Written complaints of violations of any provision of SPR or FBR shall be directed to the Chair of the Academic Freedom Subcommittee.  Any person responsible for teaching or support of instruction whose rights may have been violated or any member of the campus community who witnesses a possible violation may file a complaint.

The complaint shall indicate the specific provision of the SPR or FBR that may have been abrogated; it should include a description of the alleged violation, the available evidence and, if desired, a proposed remedy.  Individuals who may have been responsible for the alleged violation should be identified.  The address, or other contact information, for the person making the complaint should be listed.

The Chair of AFS shall make copies of the written complaint available to all alleged violating parties.  After the complaint is received it should be considered at the next regularly scheduled meeting of AFS unless there is a compelling need for more timely action.  The complaint shall proceed to a hearing conducted by a three-person committee, selected by lot from a list of the tenured members of the faculty, unless four members of AFS conclude that it is without merit.

In the event that the complaint is not considered to be of sufficient merit to warrant a hearing, the Chair of AFS shall inform the complainant and alleged violators of the committee’s decision in a timely fashion.  The complainant shall have the right to appeal this decision to the Executive Committee of the Academic Senate and shall be informed of this right by the Chair of AFS.

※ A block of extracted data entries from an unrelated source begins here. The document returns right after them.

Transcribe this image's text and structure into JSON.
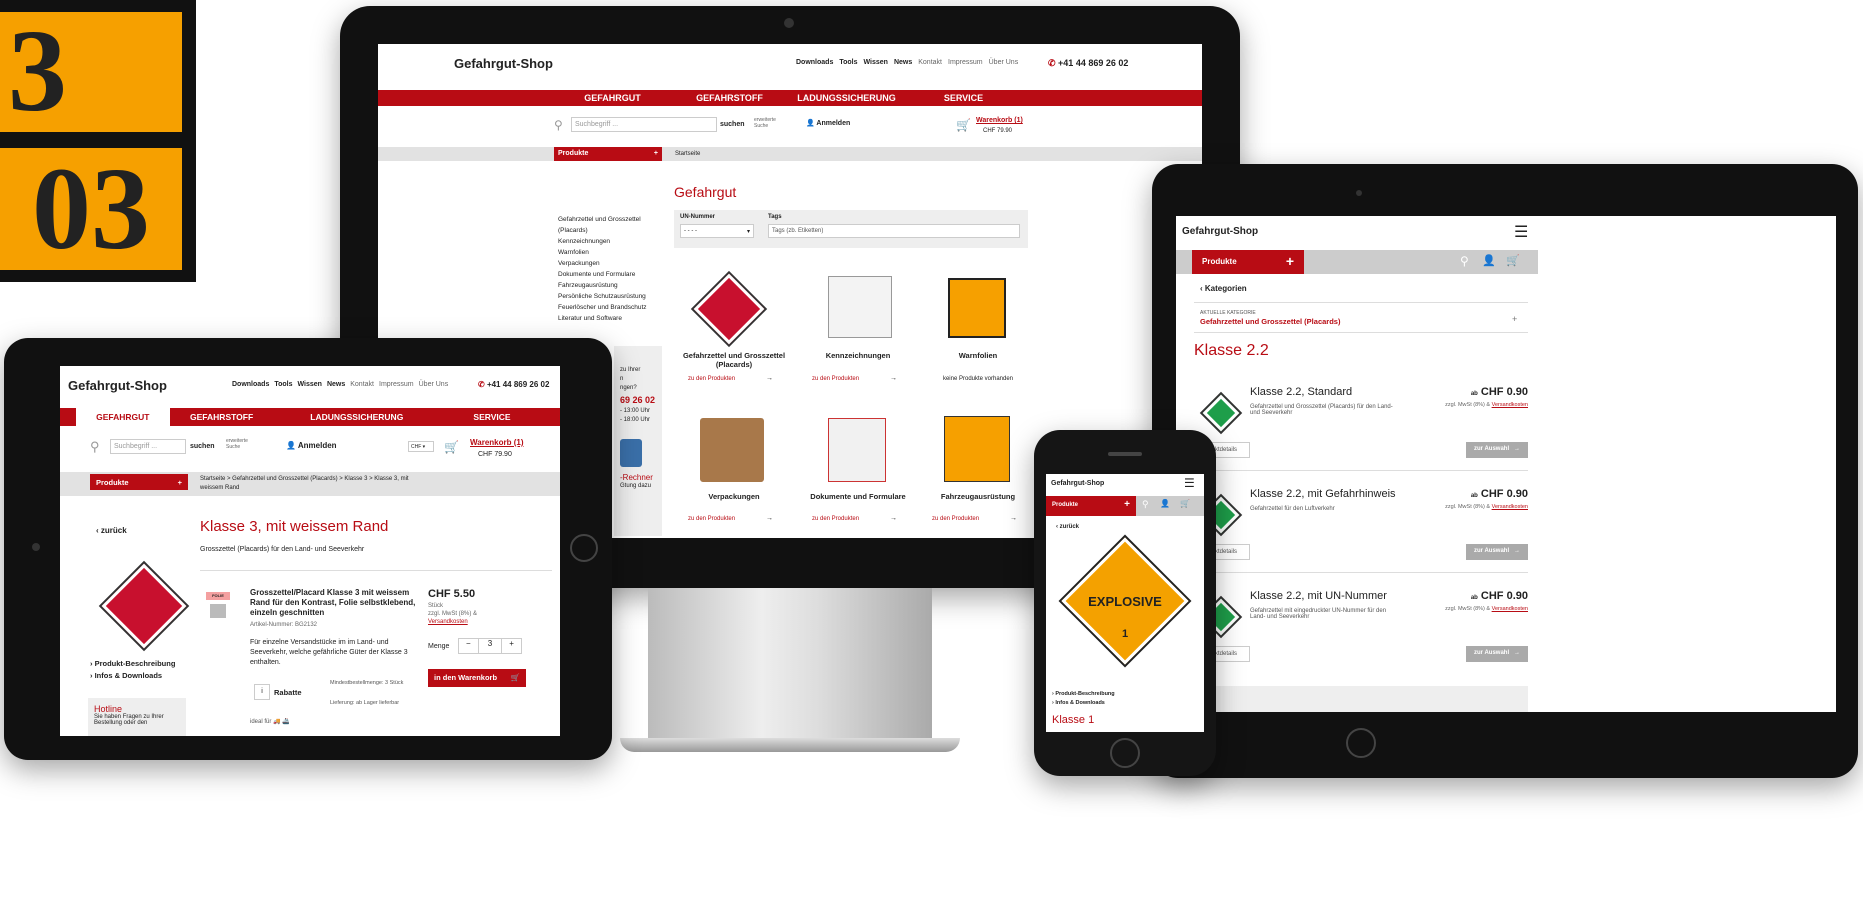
{
  "plate": {
    "top": "3",
    "bottom": "03"
  },
  "desk": {
    "logo": "Gefahrgut-Shop",
    "toplinks": [
      "Downloads",
      "Tools",
      "Wissen",
      "News",
      "Kontakt",
      "Impressum",
      "Über Uns"
    ],
    "phone": "+41 44 869 26 02",
    "nav": [
      "GEFAHRGUT",
      "GEFAHRSTOFF",
      "LADUNGSSICHERUNG",
      "SERVICE"
    ],
    "search_placeholder": "Suchbegriff ...",
    "search_btn": "suchen",
    "adv": "erweiterte Suche",
    "login": "Anmelden",
    "cart": "Warenkorb (1)",
    "cart_total": "CHF 79.90",
    "products": "Produkte",
    "breadcrumb": "Startseite",
    "title": "Gefahrgut",
    "filter_un": "UN-Nummer",
    "filter_un_val": "- - - -",
    "filter_tags": "Tags",
    "filter_tags_ph": "Tags (zb. Etiketten)",
    "sidebar": [
      "Gefahrzettel und Grosszettel (Placards)",
      "Kennzeichnungen",
      "Warnfolien",
      "Verpackungen",
      "Dokumente und Formulare",
      "Fahrzeugausrüstung",
      "Persönliche Schutzausrüstung",
      "Feuerlöscher und Brandschutz",
      "Literatur und Software"
    ],
    "side_partial": [
      "zu Ihrer",
      "n",
      "ngen?",
      "69 26 02",
      "- 13:00 Uhr",
      "- 18:00 Uhr",
      "-Rechner",
      "Gtung dazu"
    ],
    "cats": [
      {
        "name": "Gefahrzettel und Grosszettel (Placards)",
        "link": "zu den Produkten"
      },
      {
        "name": "Kennzeichnungen",
        "link": "zu den Produkten"
      },
      {
        "name": "Warnfolien",
        "link": "keine Produkte vorhanden"
      },
      {
        "name": "Verpackungen",
        "link": "zu den Produkten"
      },
      {
        "name": "Dokumente und Formulare",
        "link": "zu den Produkten"
      },
      {
        "name": "Fahrzeugausrüstung",
        "link": "zu den Produkten"
      }
    ],
    "arrow": "→"
  },
  "tabL": {
    "logo": "Gefahrgut-Shop",
    "toplinks": [
      "Downloads",
      "Tools",
      "Wissen",
      "News",
      "Kontakt",
      "Impressum",
      "Über Uns"
    ],
    "phone": "+41 44 869 26 02",
    "nav": [
      "GEFAHRGUT",
      "GEFAHRSTOFF",
      "LADUNGSSICHERUNG",
      "SERVICE"
    ],
    "search_ph": "Suchbegriff ...",
    "search_btn": "suchen",
    "adv": "erweiterte Suche",
    "login": "Anmelden",
    "currency": "CHF",
    "cart": "Warenkorb (1)",
    "cart_total": "CHF 79.90",
    "products": "Produkte",
    "breadcrumb": "Startseite  >  Gefahrzettel und Grosszettel (Placards)  >  Klasse 3  >  Klasse 3, mit weissem Rand",
    "back": "‹ zurück",
    "title": "Klasse 3, mit weissem Rand",
    "subtitle": "Grosszettel (Placards) für den Land- und Seeverkehr",
    "badge": "FOLIE",
    "prod_title": "Grosszettel/Placard Klasse 3 mit weissem Rand für den Kontrast, Folie selbstklebend, einzeln geschnitten",
    "art": "Artikel-Nummer: BG2132",
    "desc": "Für einzelne Versandstücke im im Land- und Seeverkehr, welche gefährliche Güter der Klasse 3 enthalten.",
    "price": "CHF 5.50",
    "unit": "Stück",
    "vat": "zzgl. MwSt (8%) &",
    "ship": "Versandkosten",
    "qty_label": "Menge",
    "qty": "3",
    "add": "in den Warenkorb",
    "rabatt": "Rabatte",
    "min": "Mindestbestellmenge: 3 Stück",
    "delivery": "Lieferung: ab Lager lieferbar",
    "ideal": "ideal für",
    "links": [
      "› Produkt-Beschreibung",
      "› Infos & Downloads"
    ],
    "hotline": "Hotline",
    "hotline_txt": "Sie haben Fragen zu Ihrer Bestellung oder den"
  },
  "tabR": {
    "logo": "Gefahrgut-Shop",
    "products": "Produkte",
    "back": "‹ Kategorien",
    "cur_label": "AKTUELLE KATEGORIE",
    "cur_cat": "Gefahrzettel und Grosszettel (Placards)",
    "title": "Klasse 2.2",
    "items": [
      {
        "name": "Klasse 2.2, Standard",
        "desc": "Gefahrzettel und Grosszettel (Placards) für den Land- und Seeverkehr"
      },
      {
        "name": "Klasse 2.2, mit Gefahrhinweis",
        "desc": "Gefahrzettel für den Luftverkehr"
      },
      {
        "name": "Klasse 2.2, mit UN-Nummer",
        "desc": "Gefahrzettel mit eingedruckter UN-Nummer für den Land- und Seeverkehr"
      }
    ],
    "ab": "ab",
    "price": "CHF 0.90",
    "vat": "zzgl. MwSt (8%) &",
    "ship": "Versandkosten",
    "details": "Produktdetails",
    "choose": "zur Auswahl"
  },
  "phone": {
    "logo": "Gefahrgut-Shop",
    "products": "Produkte",
    "back": "‹ zurück",
    "placard": "EXPLOSIVE",
    "placard_num": "1",
    "links": [
      "› Produkt-Beschreibung",
      "› Infos & Downloads"
    ],
    "title": "Klasse 1"
  }
}
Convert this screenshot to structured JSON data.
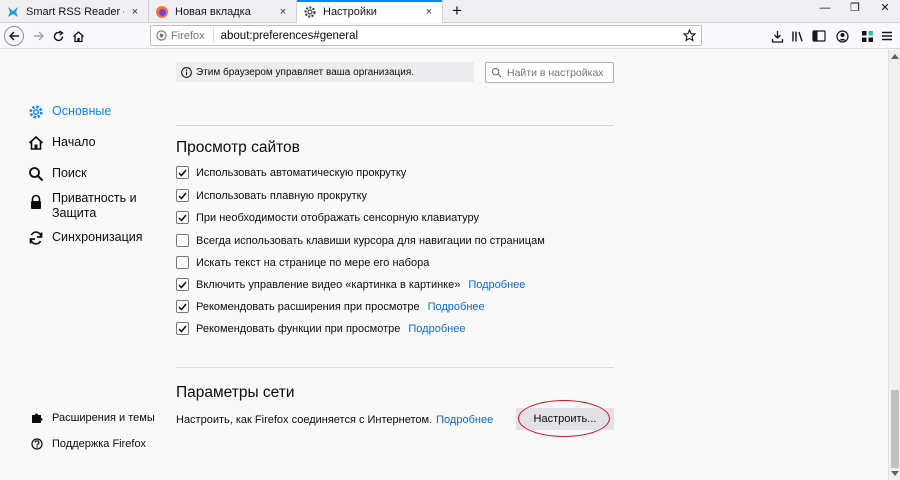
{
  "tabs": [
    {
      "title": "Smart RSS Reader – Загрузите",
      "close": "×"
    },
    {
      "title": "Новая вкладка",
      "close": "×"
    },
    {
      "title": "Настройки",
      "close": "×"
    }
  ],
  "new_tab": "+",
  "window_controls": {
    "minimize": "—",
    "restore": "❐",
    "close": "✕"
  },
  "url": {
    "identity": "Firefox",
    "address": "about:preferences#general"
  },
  "sidebar": {
    "categories": [
      {
        "label": "Основные",
        "icon": "gear-icon",
        "selected": true
      },
      {
        "label": "Начало",
        "icon": "home-icon"
      },
      {
        "label": "Поиск",
        "icon": "search-icon"
      },
      {
        "label": "Приватность и\nЗащита",
        "icon": "lock-icon"
      },
      {
        "label": "Синхронизация",
        "icon": "sync-icon"
      }
    ],
    "footer": [
      {
        "label": "Расширения и темы",
        "icon": "puzzle-icon"
      },
      {
        "label": "Поддержка Firefox",
        "icon": "help-icon"
      }
    ]
  },
  "policy_notice": "Этим браузером управляет ваша организация.",
  "search": {
    "placeholder": "Найти в настройках"
  },
  "browsing": {
    "title": "Просмотр сайтов",
    "options": [
      {
        "label": "Использовать автоматическую прокрутку",
        "checked": true
      },
      {
        "label": "Использовать плавную прокрутку",
        "checked": true
      },
      {
        "label": "При необходимости отображать сенсорную клавиатуру",
        "checked": true
      },
      {
        "label": "Всегда использовать клавиши курсора для навигации по страницам",
        "checked": false
      },
      {
        "label": "Искать текст на странице по мере его набора",
        "checked": false
      },
      {
        "label": "Включить управление видео «картинка в картинке»",
        "checked": true,
        "link": "Подробнее"
      },
      {
        "label": "Рекомендовать расширения при просмотре",
        "checked": true,
        "link": "Подробнее"
      },
      {
        "label": "Рекомендовать функции при просмотре",
        "checked": true,
        "link": "Подробнее"
      }
    ]
  },
  "network": {
    "title": "Параметры сети",
    "description": "Настроить, как Firefox соединяется с Интернетом.",
    "link": "Подробнее",
    "button": "Настроить..."
  },
  "colors": {
    "accent": "#0a84ff",
    "link": "#0a6ac8",
    "highlight": "#d0151c"
  }
}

If, after receiving an appeal, a majority of the voting members of the Executive committee decide that the complaint should be heard, they shall, through their Chair, appoint a three-person committee, drawn at random from the tenured members of the faculty, to conduct a hearing.

In the event that a hearing is conducted, either through the auspices of the AFS or the Executive Committee, it is incumbent upon those who are alleged to have violated SPR or FBR to participate in the hearing.

The committee will attempt to bring about a settlement of the matter that is satisfactory to all parties concerned.  If, in the opinion of the committee, no settlement is possible, the committee shall report its findings and recommendations to the complainant, the alleged violator(s), the chair of the appointing committee (AFS or Executive Committee), and the Provost of the University.

Thirty days after these reports have been made, the chair of the appointing committee will contact the Provost in order to inquire about any action that may have been taken.  The chair of the appointing committee shall report the results of this inquiry on the floor of the Senate.

Each year, at the close of the spring semester, the Chair of AFS will report, without including the names of individuals, all complaints that have been settled, left unsettled, or remain pending, to the FSAC representative to AFS; a summary report of all settlements will be made to any newly elected chair of AFS.  Files will be kept for 8 years.